Over the last 18 months there has been a great deal of interest in the application of AI/ML Forecasting and as covid data has become embedded in companies’ sales history, the need for additional demand indicators and systematic methods to utilize them has accelerated.
In our latest Insight Hour: Using AI/ML in Forecasting, the aim10x Innovators Network members discussed roadblocks to forecast accuracy, data input quality & accountability and the changes machine learning is having on Demand Planner Skillsets and IBP. The session was presented and chaired by Nitin Goyal (o9) and Fazlur Rahman (Kraft Heinz).
For this peer session the topics covered ranged from how to improve the quality of source data and gain better forecast accuracy to the impact of implementing AI/ML Forecasting on traditional IBP and how planner skills are changing in the face of new forecasting solutions.
Using AI to Understand a True Demand Signal
Nitin Goyal prefaced the session by explaining how history is no longer considered the only indicator for predicting the future. He expanded further that historical data represents what did happen, not what could have happened! How much Market Share do you have? Did a competitor have a successful marketing event? Was there a stock out? These events can distort and disguise the true demand signal.
Traditional statistical forecasting processes are only supported by lagging indicators, and this creates a lot of manual work to account for planned changes in future. Connecting Leading Indicators of demand with internal enterprise data is challenging and typical planning solutions lack the capability to run scenarios. The resulting forecast accuracy issues cause a lot of friction between Finance, Sales, and Supply chain.
This is where AI/ML Forecasting, using not just history but additional internal and external drivers as lagging and leading indicators, can really transform the accuracy of your forecasts. o9’s flexible, open source, machine learning forecasting solution is able to consider any driver of demand such as promotions, pricing, competitor activity, holidays, local events, cannibalization, policy changes, macroeconomic factors, industry data, weather and more.
Moving Beyond History as a Forecast Indicator
To entice discussions, the participants were invited to answer two poll questions: “How would you rate your forecasting accuracy?” and “What inputs are you currently using for forecasting?”. The results showed that most participants struggle to get above average accuracy and are moving beyond pure history as a forecast indicator. The resulting discourses revealed that many were conducting small scale experiments with additional driver data to increase forecast accuracy and were hoping to ramp up driver usage over time.
Roadblocks to Improving Forecasting Accuracy
The group discussed challenges to improving forecast accuracy and members articulated a range of issues that they were experiencing in the pursuit of forecast improvement including business cycles not being uniform, disjointed systems, incorrect historical weighting, Excel spreadsheets outside the system of truth, and planner capability”.

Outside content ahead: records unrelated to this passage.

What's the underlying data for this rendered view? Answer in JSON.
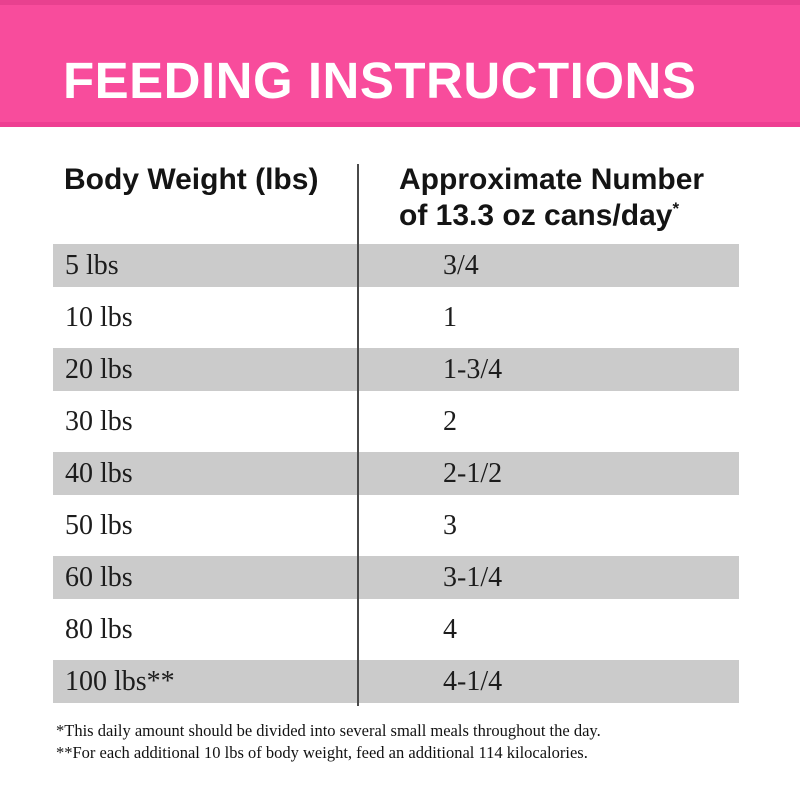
{
  "colors": {
    "banner_pink": "#f84c9c",
    "banner_pink_dark_edge": "#e8418f",
    "shaded_row_gray": "#cbcbcb",
    "divider_gray": "#4a4a4a",
    "text_dark": "#1c1c1c",
    "title_white": "#ffffff"
  },
  "banner": {
    "title": "FEEDING INSTRUCTIONS"
  },
  "table": {
    "col1_header": "Body Weight (lbs)",
    "col2_header_line1": "Approximate Number",
    "col2_header_line2": "of 13.3 oz cans/day",
    "col2_footnote_marker": "*",
    "rows": [
      {
        "weight": "5 lbs",
        "cans": "3/4"
      },
      {
        "weight": "10 lbs",
        "cans": "1"
      },
      {
        "weight": "20 lbs",
        "cans": "1-3/4"
      },
      {
        "weight": "30 lbs",
        "cans": "2"
      },
      {
        "weight": "40 lbs",
        "cans": "2-1/2"
      },
      {
        "weight": "50 lbs",
        "cans": "3"
      },
      {
        "weight": "60 lbs",
        "cans": "3-1/4"
      },
      {
        "weight": "80 lbs",
        "cans": "4"
      },
      {
        "weight": "100 lbs**",
        "cans": "4-1/4"
      }
    ]
  },
  "footnotes": [
    "*This daily amount should be divided into several small meals throughout the day.",
    "**For each additional 10 lbs of body weight, feed an additional 114 kilocalories."
  ]
}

Three suggestions that really resonated were “Lack of confidence, adoption & collaboration”. The member offering these examples explained that planning insight not being believed or shared was resulting in failures to make good decisions.
Others brought up the significant problem of lack of trust in the forecasts produced by a ‘Black Box’. How do you get the business to buy into what is seen as almost magic?”
Another member explained the belief that one of the biggest challenges they were facing was also the answer to the issue of an untrusted black box, obtaining insight and using it effectively.
Quality of Inputs and Accountability
The challenge of gaining insight nicely segued into the next topic, which was the quality of inputs and accountability for the forecast. Some questions asked included, “How do you reconcile different assumptions and reach consensus?” and “Has anyone overcome the struggle with data quality?”
Members answered that data across multiple systems in different granularity and states of cleanliness were significant challenges that they were working hard to overcome. The rationalisation of source systems, defining the correct data on which to base their forecasts and data cleansing were spoken of as activities to improve data quality and facilitate clearer accountability. One member stated that his company was looking to bring in more ordering automation including utilising orders for short term demand sensing.
Changing Traditional IBP Process and Planner Skills
Considering the increased use of automation and the advances of AI/ML, the moderator asked the members what changes they thought were likely to happen to the traditional Integrated Business Planning processes and the skills required from planners.
There was agreement amongst the members that they were seeing changes happening. One common observation being the shift towards selling as compared to forecasting by sales. Another typical theme was the shift of forecast horizon emphasis as algorithms resolve short-term forecasts allowing planners to focus on the mid- and long-term.
As one member pointed out, people “like their numbers” and that they are encountering a huge shift of planning emphasis “as we change our IBP process to be action oriented and forward looking, because the AI machine learning being able to do most of the historical autopsy.”
Embracing Planning Transformation
July’s Peer Session included some fascinating insights about how members are tackling their planning transformations by creating solutions and processes that can collect additional drivers to create Machine Learning forecasts that will reform their company’s supply chains. To conclude the discussion, a member suggested that the topic for the next meeting should centre on how to collect additional drivers and assess if they should supersede existing ones.